What did a descendant of Dutch farmers (Vanderbilt), the son of a Bavarian cattle trader (Lehman) and a poor Scott immigrant (Carnegie) have in common? Wealth and power. As captains of industry and finance, they were among the feared and venerated men who helped turn the United States into a modern and prosperous country in the late 1800s.
At that time, the United States was the new frontier. Like Germany, it was an emerging country in the second industrial revolution, a period later to be known as the Gilded Age. Such was the pace of industrialization that wages rose by as much 60% between 1860 and 1890. Many factors came into play to make this happen: abundant resources (land in particular, but also capital and labor, which came in successive waves of immigrants); inclusive and egalitarian institutions, at least for whites; and a vast and growing market. The United States was the place where Big Business was born: companies that spanned an entire continent and brought into being new classes of professionals and investors, such as managers, engineers, technicians and shareholders.
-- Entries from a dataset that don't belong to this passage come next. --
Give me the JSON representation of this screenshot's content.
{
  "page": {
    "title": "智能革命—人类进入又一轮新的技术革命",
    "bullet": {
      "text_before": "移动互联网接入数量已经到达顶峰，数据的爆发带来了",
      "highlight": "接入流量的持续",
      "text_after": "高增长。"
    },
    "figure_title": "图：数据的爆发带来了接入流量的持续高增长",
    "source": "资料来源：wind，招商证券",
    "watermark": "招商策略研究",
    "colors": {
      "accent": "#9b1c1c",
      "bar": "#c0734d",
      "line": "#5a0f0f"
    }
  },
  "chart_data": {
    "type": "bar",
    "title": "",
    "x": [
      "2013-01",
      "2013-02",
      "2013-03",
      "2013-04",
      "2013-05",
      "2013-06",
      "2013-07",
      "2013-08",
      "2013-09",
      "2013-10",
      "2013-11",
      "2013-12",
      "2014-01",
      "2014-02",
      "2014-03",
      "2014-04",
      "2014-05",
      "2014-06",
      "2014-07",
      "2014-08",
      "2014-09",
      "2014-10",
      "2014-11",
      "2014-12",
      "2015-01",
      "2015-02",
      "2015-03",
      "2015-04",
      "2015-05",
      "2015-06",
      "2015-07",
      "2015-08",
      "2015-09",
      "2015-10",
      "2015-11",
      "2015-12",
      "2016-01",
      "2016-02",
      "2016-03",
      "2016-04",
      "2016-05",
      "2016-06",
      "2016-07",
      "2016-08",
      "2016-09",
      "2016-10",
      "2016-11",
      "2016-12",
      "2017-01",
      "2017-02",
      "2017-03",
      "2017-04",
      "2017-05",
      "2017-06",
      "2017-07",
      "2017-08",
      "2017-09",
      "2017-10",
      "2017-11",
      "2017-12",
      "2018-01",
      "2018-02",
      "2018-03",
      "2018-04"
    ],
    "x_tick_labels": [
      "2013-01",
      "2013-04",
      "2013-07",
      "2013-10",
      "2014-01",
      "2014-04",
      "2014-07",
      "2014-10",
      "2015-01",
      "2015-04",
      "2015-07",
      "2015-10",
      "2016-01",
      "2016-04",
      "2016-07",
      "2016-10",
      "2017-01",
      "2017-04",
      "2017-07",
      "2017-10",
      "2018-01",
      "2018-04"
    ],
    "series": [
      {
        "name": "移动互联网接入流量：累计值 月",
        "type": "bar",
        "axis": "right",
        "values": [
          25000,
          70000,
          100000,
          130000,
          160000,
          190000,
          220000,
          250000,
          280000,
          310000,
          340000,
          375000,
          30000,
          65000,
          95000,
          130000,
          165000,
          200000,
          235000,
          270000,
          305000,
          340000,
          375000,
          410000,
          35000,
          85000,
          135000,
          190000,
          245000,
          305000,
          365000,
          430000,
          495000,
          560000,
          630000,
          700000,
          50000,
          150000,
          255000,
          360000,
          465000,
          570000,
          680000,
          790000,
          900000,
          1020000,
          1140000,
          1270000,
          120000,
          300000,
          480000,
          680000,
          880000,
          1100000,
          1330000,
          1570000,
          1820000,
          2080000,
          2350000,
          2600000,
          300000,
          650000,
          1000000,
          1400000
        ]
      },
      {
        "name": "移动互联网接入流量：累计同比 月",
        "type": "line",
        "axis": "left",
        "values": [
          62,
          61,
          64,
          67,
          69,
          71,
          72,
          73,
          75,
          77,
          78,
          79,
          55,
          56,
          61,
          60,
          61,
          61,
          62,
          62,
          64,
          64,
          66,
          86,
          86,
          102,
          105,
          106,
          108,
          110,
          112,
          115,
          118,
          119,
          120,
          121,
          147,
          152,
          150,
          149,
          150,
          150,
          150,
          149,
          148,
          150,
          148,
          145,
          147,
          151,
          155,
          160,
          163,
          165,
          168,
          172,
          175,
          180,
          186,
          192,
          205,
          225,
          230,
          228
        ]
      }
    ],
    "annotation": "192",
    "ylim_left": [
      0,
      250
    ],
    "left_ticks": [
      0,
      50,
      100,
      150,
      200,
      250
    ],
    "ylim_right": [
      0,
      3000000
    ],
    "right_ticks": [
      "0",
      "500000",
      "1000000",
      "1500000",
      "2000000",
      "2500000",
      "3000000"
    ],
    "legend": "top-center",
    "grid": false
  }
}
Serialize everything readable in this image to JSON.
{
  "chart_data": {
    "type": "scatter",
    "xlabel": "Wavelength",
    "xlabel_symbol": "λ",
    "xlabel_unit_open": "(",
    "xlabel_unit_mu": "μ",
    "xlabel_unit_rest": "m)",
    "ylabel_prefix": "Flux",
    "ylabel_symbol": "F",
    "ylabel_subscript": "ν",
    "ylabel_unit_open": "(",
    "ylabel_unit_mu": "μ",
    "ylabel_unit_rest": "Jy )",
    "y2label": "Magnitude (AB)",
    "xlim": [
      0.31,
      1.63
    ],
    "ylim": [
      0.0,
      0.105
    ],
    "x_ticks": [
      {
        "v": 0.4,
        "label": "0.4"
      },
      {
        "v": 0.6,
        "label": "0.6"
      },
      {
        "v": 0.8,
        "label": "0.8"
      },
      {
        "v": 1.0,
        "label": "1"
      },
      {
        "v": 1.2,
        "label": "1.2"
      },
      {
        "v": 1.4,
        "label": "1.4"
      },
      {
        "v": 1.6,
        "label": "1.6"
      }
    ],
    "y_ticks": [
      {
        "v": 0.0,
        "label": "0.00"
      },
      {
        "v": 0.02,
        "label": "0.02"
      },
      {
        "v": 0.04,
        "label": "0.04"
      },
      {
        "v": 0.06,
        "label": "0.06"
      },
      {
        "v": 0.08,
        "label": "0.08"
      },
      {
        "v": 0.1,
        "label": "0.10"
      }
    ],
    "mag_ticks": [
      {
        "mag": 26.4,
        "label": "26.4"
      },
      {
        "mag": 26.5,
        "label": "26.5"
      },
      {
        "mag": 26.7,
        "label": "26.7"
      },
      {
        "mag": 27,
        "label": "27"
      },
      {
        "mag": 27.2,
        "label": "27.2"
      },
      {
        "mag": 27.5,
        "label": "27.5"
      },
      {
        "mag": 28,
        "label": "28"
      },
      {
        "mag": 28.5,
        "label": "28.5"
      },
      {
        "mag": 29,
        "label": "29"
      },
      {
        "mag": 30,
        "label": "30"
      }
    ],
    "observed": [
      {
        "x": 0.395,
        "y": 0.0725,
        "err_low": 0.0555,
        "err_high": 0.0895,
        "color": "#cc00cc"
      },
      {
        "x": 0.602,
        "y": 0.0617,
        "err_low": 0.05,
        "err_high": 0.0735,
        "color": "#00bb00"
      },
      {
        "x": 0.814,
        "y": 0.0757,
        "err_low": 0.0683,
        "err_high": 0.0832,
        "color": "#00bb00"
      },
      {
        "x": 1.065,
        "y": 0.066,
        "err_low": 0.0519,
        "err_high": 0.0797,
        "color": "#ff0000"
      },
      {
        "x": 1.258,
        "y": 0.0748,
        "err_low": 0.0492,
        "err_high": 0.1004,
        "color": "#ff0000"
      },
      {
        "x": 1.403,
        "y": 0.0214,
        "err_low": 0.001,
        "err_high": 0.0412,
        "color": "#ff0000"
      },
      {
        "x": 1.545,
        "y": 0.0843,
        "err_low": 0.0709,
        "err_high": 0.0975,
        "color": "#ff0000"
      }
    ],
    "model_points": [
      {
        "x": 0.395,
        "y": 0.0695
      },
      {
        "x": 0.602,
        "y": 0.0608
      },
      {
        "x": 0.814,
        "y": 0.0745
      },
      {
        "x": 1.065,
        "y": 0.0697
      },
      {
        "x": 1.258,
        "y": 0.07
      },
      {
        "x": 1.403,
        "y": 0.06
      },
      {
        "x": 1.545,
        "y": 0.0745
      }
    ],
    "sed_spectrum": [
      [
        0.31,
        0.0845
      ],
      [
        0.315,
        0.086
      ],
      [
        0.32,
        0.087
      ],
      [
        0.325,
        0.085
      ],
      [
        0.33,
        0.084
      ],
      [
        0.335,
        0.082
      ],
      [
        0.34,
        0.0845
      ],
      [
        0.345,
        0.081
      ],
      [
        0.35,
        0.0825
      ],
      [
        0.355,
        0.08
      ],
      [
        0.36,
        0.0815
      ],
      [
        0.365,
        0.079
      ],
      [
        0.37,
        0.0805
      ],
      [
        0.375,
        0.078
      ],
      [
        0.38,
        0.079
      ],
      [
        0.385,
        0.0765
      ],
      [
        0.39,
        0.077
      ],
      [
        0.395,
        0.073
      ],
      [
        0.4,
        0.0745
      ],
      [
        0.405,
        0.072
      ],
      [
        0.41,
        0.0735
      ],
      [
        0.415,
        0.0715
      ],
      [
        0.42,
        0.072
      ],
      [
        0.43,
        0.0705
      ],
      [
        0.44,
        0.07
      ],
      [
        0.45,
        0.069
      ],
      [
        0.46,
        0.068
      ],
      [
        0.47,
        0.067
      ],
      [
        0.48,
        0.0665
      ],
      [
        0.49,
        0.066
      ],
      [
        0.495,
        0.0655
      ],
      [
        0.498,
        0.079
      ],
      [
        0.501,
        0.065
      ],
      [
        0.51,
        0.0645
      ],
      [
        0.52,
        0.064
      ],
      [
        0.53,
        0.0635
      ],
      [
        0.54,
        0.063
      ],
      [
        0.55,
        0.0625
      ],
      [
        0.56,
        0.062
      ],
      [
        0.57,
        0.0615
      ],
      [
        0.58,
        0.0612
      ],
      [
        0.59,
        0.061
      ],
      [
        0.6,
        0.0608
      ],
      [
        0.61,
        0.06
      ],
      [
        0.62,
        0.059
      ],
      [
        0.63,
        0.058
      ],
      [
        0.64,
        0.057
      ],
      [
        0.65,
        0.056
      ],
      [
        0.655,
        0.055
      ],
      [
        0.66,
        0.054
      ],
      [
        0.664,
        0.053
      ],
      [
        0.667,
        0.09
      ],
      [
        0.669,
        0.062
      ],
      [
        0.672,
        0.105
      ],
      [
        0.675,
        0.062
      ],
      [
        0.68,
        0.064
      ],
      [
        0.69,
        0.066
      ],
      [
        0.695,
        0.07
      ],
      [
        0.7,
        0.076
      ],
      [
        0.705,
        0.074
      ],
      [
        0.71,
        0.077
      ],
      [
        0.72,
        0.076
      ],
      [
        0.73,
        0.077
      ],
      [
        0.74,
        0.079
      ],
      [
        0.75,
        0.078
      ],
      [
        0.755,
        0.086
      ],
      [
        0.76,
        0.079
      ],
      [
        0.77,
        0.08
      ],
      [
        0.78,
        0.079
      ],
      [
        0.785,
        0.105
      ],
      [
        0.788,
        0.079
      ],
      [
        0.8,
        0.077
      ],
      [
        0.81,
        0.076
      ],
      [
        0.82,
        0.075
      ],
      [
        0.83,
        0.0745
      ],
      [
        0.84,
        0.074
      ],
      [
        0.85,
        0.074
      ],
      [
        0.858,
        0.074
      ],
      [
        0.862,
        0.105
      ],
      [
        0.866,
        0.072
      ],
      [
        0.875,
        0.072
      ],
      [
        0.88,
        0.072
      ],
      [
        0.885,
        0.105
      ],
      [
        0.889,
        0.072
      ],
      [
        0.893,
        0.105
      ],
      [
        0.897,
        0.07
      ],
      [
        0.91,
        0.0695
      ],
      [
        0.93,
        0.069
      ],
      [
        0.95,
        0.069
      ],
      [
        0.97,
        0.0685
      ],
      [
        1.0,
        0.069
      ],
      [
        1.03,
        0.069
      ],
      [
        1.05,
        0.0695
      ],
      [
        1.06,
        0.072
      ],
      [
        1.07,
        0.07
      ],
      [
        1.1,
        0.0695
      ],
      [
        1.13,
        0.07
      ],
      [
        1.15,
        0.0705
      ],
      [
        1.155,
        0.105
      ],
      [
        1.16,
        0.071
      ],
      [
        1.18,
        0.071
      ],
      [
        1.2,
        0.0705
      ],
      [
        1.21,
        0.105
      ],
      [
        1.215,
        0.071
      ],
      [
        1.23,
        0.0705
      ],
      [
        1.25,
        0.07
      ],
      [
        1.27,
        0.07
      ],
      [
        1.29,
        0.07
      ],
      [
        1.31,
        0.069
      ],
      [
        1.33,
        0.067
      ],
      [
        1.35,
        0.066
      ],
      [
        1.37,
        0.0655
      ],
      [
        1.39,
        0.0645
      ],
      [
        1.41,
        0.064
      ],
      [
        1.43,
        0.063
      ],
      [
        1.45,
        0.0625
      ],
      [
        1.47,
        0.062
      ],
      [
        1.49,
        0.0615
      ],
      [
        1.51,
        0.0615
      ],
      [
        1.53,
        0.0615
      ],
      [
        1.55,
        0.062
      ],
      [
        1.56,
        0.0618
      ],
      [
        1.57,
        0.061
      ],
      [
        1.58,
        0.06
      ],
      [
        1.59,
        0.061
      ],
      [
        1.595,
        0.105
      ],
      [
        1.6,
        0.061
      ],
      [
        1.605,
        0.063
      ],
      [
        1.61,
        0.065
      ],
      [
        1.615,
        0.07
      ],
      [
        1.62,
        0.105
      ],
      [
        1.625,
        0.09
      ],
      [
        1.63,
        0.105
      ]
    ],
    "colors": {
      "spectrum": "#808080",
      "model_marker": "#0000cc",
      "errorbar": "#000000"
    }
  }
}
The engine behind this development was infrastructure, which, for the age, was epitomized in particular by the railroad. Its construction involved massive sums of capital and vast numbers of laborers deployed across the country. The railroad proved crucial for the development of the country’s economy because it facilitated production and distribution. It is during this period in which men like Collis Potter Huntington (1821-1900) came to the fore. He contributed to the construction of the first transcontinental railroad, a visionary project that connected the railway systems of the East Coast with those of the West. Travelers were able to board a train at the station on 42nd Street in New York (built by Cornelius Vanderbilt, 1794-1877) and in seven days comfortably step down out of their carriage in San Francisco, avoiding the long journey previously done by sea.
Along with Huntington, Lelan Stanford (1824-1893) was one of the railroad barons of the West Coast. He would later become governor of California and found Stanford University.
Their interests often intersected with those of magnates of new industries like steel - Andrew Carnegie (1835-1919) and Henry Clay Frick (1849-1919) – and oil - John D. Rockefeller (1839-1937). Nearly all of them were founders of family dynasties.
Behind the birth of these industries – steel, rail and oil – was the support of finance, embodied by families like the Lehmans. Brothers Emanuel, Henry and Mayer rose from the cotton trade to the upper echelons of finance frequented by the likes of Andrew Mellon, a banker and eventual treasury secretary, or John Pierpont Morgan (1837-1913), the dominus of Morgan Bank and lender of last resort during the Panic of 1907 (the Federal Reserve did not exist at the time).
Morgan’s death marked the end of their era that had already begun its decline in the early 1900s with the arrival of President Theodore Roosevelt, who was determined to curb the power of the robber barons of steel, rail and oil, as they came to be known. Roosevelt waged war against the unholy alliance of corrupt business and corrupt politics. He accused it presiding over an invisible government behind the elected one.
The influence that robber barons had over politics was either direct (Mellon was treasury secretary under President Warren Harding) and indirect (Vanderbilt was quoted by one historian as saying “Law! What do I care about law? I got power, hain’t I?”).
Roosevelt’s influence as a public figure strengthened as he pursued the completion of the Panama Canal, as visionary a work as any at the time.
Reflecting his support of the professional class, he entrusted the project to John Findley Wallace, a manager of the Illinois Central Railroad and John Frank Stevens of the Great Northern Railway. It was just one example of the interaction between public and private sectors that transformed the country. It also highlighted the role of the so-called developmental state in overseeing the construction of infrastructure to support the creation of a world economy.
One of the legacies of the age of the Carnegies, Morgans and Vanderbilts is the philanthropic institution. Their names are tied to universities (Carnegie Mellon in Pittsburgh, Stanford in San Francisco and Vanderbilt in Nashville), museums (Frick Collection in in New York and Huntington Library, Art Collection and Botanical Gardens in Los Angeles) and other entities like Carnegie Hall and the Pierpont Morgan Library, both in New York.